James W. McFarland, Ph.D. joined our Board of Directors in November 2006. Dr. McFarland is the J. F. Jr. and Jessie Lee Seinsheimer Chair in Business and is a Professor of Finance and Economics in the A. B. Freeman School of Business at Tulane University. Dr. McFarland has continuously served as a member of Tulane’s faculty, since joining the university in 1988. He also serves as the Executive Director of the Entergy-Tulane Energy Institute. Previously, Dr. McFarland was the Dean of the Freeman School from July 1, 1988, through June 30, 2005. Prior to joining the faculty at Tulane, he was the Dean of the College of Business Administration at the University of Houston. Dr. McFarland also has served on the faculties of Texas A&M University, the University of Louisiana-Lafayette, the University of Rhode Island, and the University of New Mexico. In addition to his academic appointments, he has worked as a researcher for the University of California Los Alamos National Laboratory and the Presidential Commission on the Nation’s Water Resources. Dr.
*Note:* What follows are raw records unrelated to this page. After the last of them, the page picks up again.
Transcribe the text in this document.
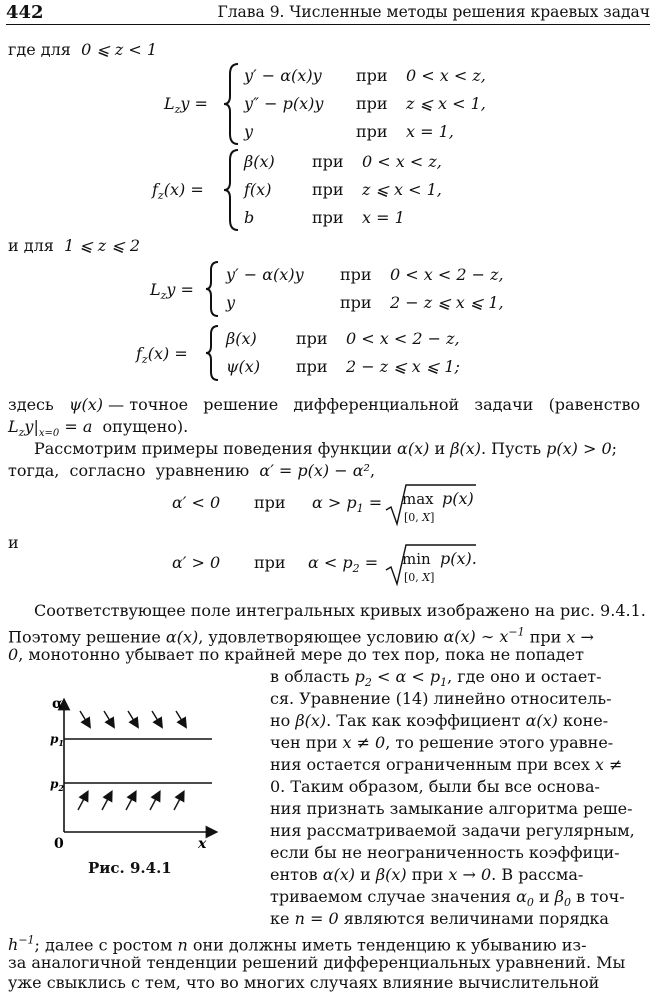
442	Глава 9. Численные методы решения краевых задач
где для  0 ⩽ z < 1
$L_zy$ =
y′ − α(x)y при 0 < x < z,
y″ − p(x)y при z ⩽ x < 1,
y	при x = 1,
$f_z(x)$ =
β(x) при 0 < x < z,
f(x)	при z ⩽ x < 1,
b	при x = 1
и для  1 ⩽ z ⩽ 2
$L_zy$ =
y′ − α(x)y при 0 < x < 2 − z,
y	при 2 − z ⩽ x ⩽ 1,
$f_z(x)$ =
β(x) при 0 < x < 2 − z,
ψ(x) при 2 − z ⩽ x ⩽ 1;
здесь ψ(x) — точное   решение   дифференциальной   задачи   (равенство
$L_zy|_{x=0} = a$ опущено).
Рассмотрим примеры поведения функции α(x) и β(x). Пусть p(x) > 0;
тогда,  согласно  уравнению  α′ = p(x) − α²,
α′ < 0 при $\alpha > p_1 = \max p(x)$
[0, X]
и
α′ > 0 при $\alpha < p_2 = \min p(x)$.
[0, X]
Соответствующее поле интегральных кривых изображено на рис. 9.4.1.
Поэтому решение α(x), удовлетворяющее условию α(x) ∼ $x^{-1}$ при x →
0, монотонно убывает по крайней мере до тех пор, пока не попадет
в область $p_2 < \alpha < p_1$, где оно и остает-
ся. Уравнение (14) линейно относитель-
но β(x). Так как коэффициент α(x) коне-
чен при x ≠ 0, то решение этого уравне-
ния остается ограниченным при всех x ≠
0. Таким образом, были бы все основа-
ния признать замыкание алгоритма реше-
ния рассматриваемой задачи регулярным,
если бы не неограниченность коэффици-
ентов α(x) и β(x) при x → 0. В рассма-
триваемом случае значения $\alpha_0$ и $\beta_0$ в точ-
ке n = 0 являются величинами порядка
$h^{-1}$; далее с ростом n они должны иметь тенденцию к убыванию из-
за аналогичной тенденции решений дифференциальных уравнений. Мы
уже свыклись с тем, что во многих случаях влияние вычислительной
α
$p_1$
$p_2$
0	x
Рис. 9.4.1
McFarland has served as a director and consultant to public companies and non-profit organizations, including Stewart Enterprises, Inc., Sizeler Property Investors, Inc., Petroleum Helicopters, Inc., and American Indemnity Financial Corporation, Inc. Dr. McFarland also serves on the Compensation Committee of Stewart Enterprises, Inc.

A-1


 

Executive Officers:
Mark J. Airola joined us in October 2006 as our Vice President, General Counsel and Chief Administrative Officer and was appointed as our Secretary in December 2006. Mr. Airola has practiced law for 22 years, primarily with large, publicly traded companies. Most recently, from 1995 through September 2006, Mr. Airola was employed by BJ Services Company, a leading provider of pressure pumping and other oilfield services to the petroleum industry, serving initially as Assistant General Counsel and subsequently, in 2003, also being named as Chief Compliance Officer (and as an executive officer). From 1988 to 1995, Mr. Airola held the position of Senior Litigation Counsel at Cooper Industries, Inc., a global manufacturer of electrical products and tools, with initial responsibility for managing environmental regulatory matters and litigation and subsequently managing the company’s commercial litigation.
Gregg S. Piontek joined us in April 2007 to serve as our Vice President, Controller and Chief Accounting Officer. Before joining us, Mr. Piontek served in various financial roles for Stewart & Stevenson Services, Inc. and Stewart & Stevenson, LLC from 2001 through March 2007, including Divisional Controller, Assistant Corporate Controller, and most recently as Vice President and Chief Accounting Officer. Prior to that, Mr. Piontek served in various financial roles at General Electric, CNH Global N.V. and Deloitte & Touche LLP.